Im Laufe der Jahre habe ich mit vielen Russen diskutiert, ob Russland ein Land ist, in dem eine Demokratie, wie sie Nawalny vorgeschlagen hat, gedeihen kann. Die gängige Meinung war, dass das russische Gesellschaftsmodell einen starken, autoritären Führer bevorzugt und nur eine homöopathische Demokratie braucht: "Sehen Sie, wir haben es mit Boris Jelzin versucht, und es ist gescheitert." Dieses Argument ignoriert die Tatsache, dass kein Land nach einem einzigen Versuch sich in eine funktionierende Demokratie verwandelt hat.

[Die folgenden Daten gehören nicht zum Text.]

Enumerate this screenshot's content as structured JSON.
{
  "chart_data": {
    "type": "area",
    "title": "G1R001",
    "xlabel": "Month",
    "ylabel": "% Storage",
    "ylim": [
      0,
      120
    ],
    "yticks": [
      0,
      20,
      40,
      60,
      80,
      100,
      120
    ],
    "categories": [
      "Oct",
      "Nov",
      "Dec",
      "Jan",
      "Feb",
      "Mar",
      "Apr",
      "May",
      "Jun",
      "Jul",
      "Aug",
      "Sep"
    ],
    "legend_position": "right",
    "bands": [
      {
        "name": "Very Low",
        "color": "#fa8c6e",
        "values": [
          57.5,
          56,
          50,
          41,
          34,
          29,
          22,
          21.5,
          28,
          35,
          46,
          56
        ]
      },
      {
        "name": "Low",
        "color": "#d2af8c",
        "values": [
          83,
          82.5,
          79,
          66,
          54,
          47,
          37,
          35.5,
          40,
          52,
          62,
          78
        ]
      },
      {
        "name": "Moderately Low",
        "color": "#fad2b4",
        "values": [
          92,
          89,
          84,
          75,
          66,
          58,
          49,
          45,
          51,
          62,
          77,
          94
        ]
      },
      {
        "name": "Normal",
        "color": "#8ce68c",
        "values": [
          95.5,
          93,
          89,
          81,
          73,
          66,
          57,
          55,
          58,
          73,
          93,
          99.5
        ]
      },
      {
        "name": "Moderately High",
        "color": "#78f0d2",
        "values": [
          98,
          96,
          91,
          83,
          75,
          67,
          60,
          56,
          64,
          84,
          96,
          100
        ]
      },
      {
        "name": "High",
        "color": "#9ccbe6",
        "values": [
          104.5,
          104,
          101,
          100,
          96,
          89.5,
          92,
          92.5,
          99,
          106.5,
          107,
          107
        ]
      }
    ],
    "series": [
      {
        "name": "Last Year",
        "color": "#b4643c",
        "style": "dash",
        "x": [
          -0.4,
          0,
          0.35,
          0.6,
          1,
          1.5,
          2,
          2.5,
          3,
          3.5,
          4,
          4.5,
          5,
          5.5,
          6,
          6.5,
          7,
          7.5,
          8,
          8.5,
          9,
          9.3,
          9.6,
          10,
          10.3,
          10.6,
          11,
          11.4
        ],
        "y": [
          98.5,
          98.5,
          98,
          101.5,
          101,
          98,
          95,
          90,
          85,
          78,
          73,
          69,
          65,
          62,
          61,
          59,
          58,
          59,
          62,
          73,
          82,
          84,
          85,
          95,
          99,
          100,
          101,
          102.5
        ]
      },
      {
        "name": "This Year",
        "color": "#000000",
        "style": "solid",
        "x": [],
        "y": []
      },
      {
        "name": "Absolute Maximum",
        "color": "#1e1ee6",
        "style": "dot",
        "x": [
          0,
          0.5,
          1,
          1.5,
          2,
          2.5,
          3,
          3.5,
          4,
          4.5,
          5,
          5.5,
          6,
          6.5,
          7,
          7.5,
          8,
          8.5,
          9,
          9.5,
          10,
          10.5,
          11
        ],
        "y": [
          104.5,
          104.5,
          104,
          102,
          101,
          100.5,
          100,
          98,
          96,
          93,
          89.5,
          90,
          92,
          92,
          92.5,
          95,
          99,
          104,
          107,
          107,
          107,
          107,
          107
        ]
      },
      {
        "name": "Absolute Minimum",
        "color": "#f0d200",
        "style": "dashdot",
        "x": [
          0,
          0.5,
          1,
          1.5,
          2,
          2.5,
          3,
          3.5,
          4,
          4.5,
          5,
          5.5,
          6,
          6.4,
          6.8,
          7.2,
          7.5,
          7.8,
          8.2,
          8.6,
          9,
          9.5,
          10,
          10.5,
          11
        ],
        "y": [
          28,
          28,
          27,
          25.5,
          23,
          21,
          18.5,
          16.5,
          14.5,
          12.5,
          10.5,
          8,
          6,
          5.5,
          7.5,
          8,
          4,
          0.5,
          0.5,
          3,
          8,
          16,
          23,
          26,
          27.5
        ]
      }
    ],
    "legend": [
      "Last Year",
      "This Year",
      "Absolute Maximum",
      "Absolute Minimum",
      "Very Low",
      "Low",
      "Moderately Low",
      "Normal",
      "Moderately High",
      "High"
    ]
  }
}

Es ignoriert auch, dass die Bevölkerung, wie in den meisten Ländern, gespalten ist – und wer kann schon sagen, welche Hälfte die von ihr bevorzugte Regierungsform verdient? Es gibt einen weiteren Grund dafür, dass ein demokratisches Russland möglich ist: Auch Putin glaubt das offensichtlich. Sonst würde er nicht so besessen versuchen, prodemokratische Aktivisten wie Nawalny zum Schweigen zu bringen, zu inhaftieren oder zu töten. Er würde auch keinen Weltenbrand riskieren, nur um eine freie Ukraine auszulöschen – diese unangenehme Erinnerung daran, dass Demokratie auch dort gedeihen kann, wo Russisch gesprochen wird.

Putins Kriegsspiel

Wie wird aus Russland eine echte Demokratie? Das kann ich nicht vorhersagen. Es kann durch einen wirtschaftlichen Zusammenbruch geschehen, wie bei der Sowjetunion, durch eine Palastrevolution verärgerter Oligarchen oder nach einer militärischen Niederlage – wie bei Nazi-Deutschland. Putins Kriegsspiel wird diesen Prozess wohl beschleunigen, da die totale Einschränkung der Meinungsfreiheit die letzten Sicherheitsventile beseitigt, die das Regime für viele erträglich machten. Und wenn es so weit ist, kann ich nicht vorhersagen, ob Nawalny Präsident wird oder werden sollte. Aber ich bin mir sicher, dass man ihm eine Chance geben sollte, zu kandidieren – ohne zu riskieren, für den Versuch getötet zu werden. (Christo Grozev, 7.5.2022)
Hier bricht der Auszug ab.